Tuesday, August 1, 2017

Esther's Passport

In yesterday's post, I introduced Maria Esther Suastegui, half-sister of my 4th-great-grandfather Pedro Suastegui. Esther applied for a US Passport on 22 April 1921 in order to travel to Europe on the RMS Aquitania with her daughter Anita C. Post. The passport was granted on 29 April 1921, fairly quick turnaround by today's standards.
Source: NYPL Digital Collection. RMS Aquitania.
This was their second epic voyage to Europe, after an earlier trip before the outbreak of World War I in 1914. I will have much more on that trip in another post. So far I have been unable to locate an earlier passport for Esther's trip in 1914.

Esther's 1921 passport application provides a wealth of information. She said she intended to spend up to two years abroad, visiting Italy, France, Spain, Switzerland and Gibraltar.
Source: Ancestry. US Passport Application, 1921.
The second page of Esther's passport provides her personal description. She was a short woman, only 4'11". She said she was 62 at the time, but this is incorrect as she was born in December 1857. A friend, Frank Ewing, provided a statement that he had known her 38 years (since 1883), and confirmed that she was the wife of a native-born citizen.
Source: Ancestry. US Passport Application page 2.
Esther sought a special amendment to her passport in March 1922 at the American Consulate in Madrid in order to visit Germany. Included was also a sworn statement from her husband, James H. Graham, that he was born in Genessee County, New York on 1 August 1845, he married Esther S. Monson at Nogales, Arizona on 25 July 1903, and Esther S. Graham was the same person as Esther S. Monson.

According to a news article published prior to their trip, Esther's daughter Anita Post was doing a one year sabbatical in Spain, and Esther was going to join her there. Anita was a Spanish professor at the University of Arizona in Tucson. Anita's passport application indicated she planned to spend 15 months abroad.
Arizona Daily Star, 11 Jun 1921.
In addition to being a highly regarded language professor, Anita was a prominent soprano soloist in Tucson. This clipping from the Arizona Daily Star shows that Anita also taught vocal classes at the University of Arizona.
Arizona Daily Star, 27 May 1921.
It must have been quite an experience for Esther to travel around Europe while Anita took classes in languages, and voice lessons in France, Italy and Spain. The first half of their trip Anita was in Madrid, and it looks like they took regular excursions to surrounding countries. During the second half of their trip Anita focused on vocal training.

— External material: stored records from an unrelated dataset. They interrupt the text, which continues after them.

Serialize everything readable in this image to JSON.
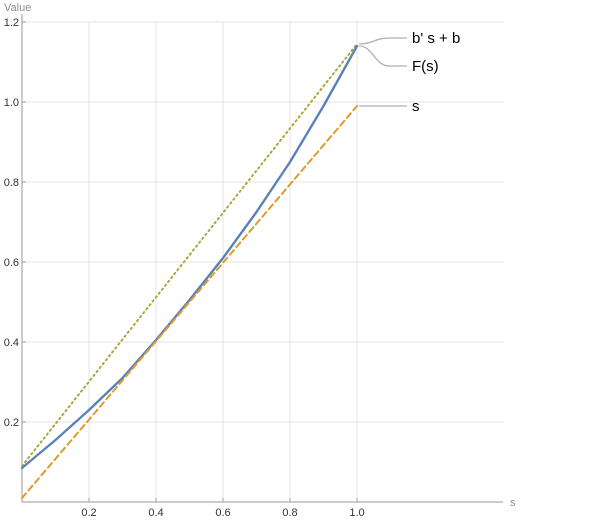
{
  "chart_data": {
    "type": "line",
    "title": "",
    "xlabel": "s",
    "ylabel": "Value",
    "xlim": [
      0,
      1.15
    ],
    "ylim": [
      0,
      1.2
    ],
    "grid": true,
    "x_ticks": [
      0.2,
      0.4,
      0.6,
      0.8,
      1.0
    ],
    "y_ticks": [
      0.2,
      0.4,
      0.6,
      0.8,
      1.0,
      1.2
    ],
    "x_tick_labels": [
      "0.2",
      "0.4",
      "0.6",
      "0.8",
      "1.0"
    ],
    "y_tick_labels": [
      "0.2",
      "0.4",
      "0.6",
      "0.8",
      "1.0",
      "1.2"
    ],
    "legend_placement": "right, labels at line ends",
    "series": [
      {
        "name": "b' s + b",
        "color": "#a8a83c",
        "style": "dotted",
        "x": [
          0.0,
          1.0
        ],
        "y": [
          0.09,
          1.145
        ]
      },
      {
        "name": "F(s)",
        "color": "#5b82b8",
        "style": "solid",
        "x": [
          0.0,
          0.1,
          0.2,
          0.3,
          0.4,
          0.5,
          0.6,
          0.7,
          0.8,
          0.9,
          1.0
        ],
        "y": [
          0.085,
          0.155,
          0.23,
          0.31,
          0.405,
          0.505,
          0.61,
          0.725,
          0.85,
          0.99,
          1.14
        ]
      },
      {
        "name": "s",
        "color": "#e09a2c",
        "style": "dashed",
        "x": [
          0.0,
          1.0
        ],
        "y": [
          0.01,
          0.99
        ]
      }
    ]
  }
}
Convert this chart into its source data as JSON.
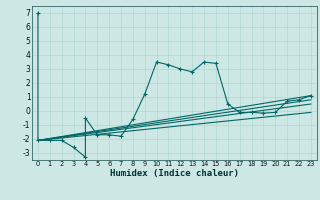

In August 1922, Esther and Anita departed Cherbourg, France for the US aboard the S.S. America. On the departure from Southampton, England on 17 August 1922, Esther listed their last address as 6 Haymarket in London, this is right around the corner from Trafalgar Square, next to several theatres.
Source: Ancestry. UK, Outward Passenger Lists.
Anita returned to teaching at the University of Arizona in time for the start of the fall semester in September 1922.

Esther regularly traveled to Tucson to visit with Anita during her years as a professor at the university. They vacationed together often to California. Esther made her last trip in August 1929, when she went to San Diego, California.
Arizona Republic. 11 Aug 1929.

Esther died on 6 September 1929 in San Diego. She was 71 years old.
Arizona Daily Star, 7 Sept 1929.
Before focusing solely Anita's story, I will return to their earlier voyage in 1914 to Europe. This will give an opportunity to revisit Esther's experiences with Anita and learn more about their first-hand observations on the developments in Europe during the early days of the war.

I am really impressed by how far Esther was able to go from growing up in Magdalena, Sonora in the late 1850s, arriving in the US at an early age (between 13-17 years old) after the Civil War. She owned her own property and managed homes in the pre-Statehood days, when this may have been a rare occurrence.  After surviving the tragic loss of her first daughter and husband, her children grew up to be successful and travel the world. Esther was able to see so much of Europe at unique times in our history.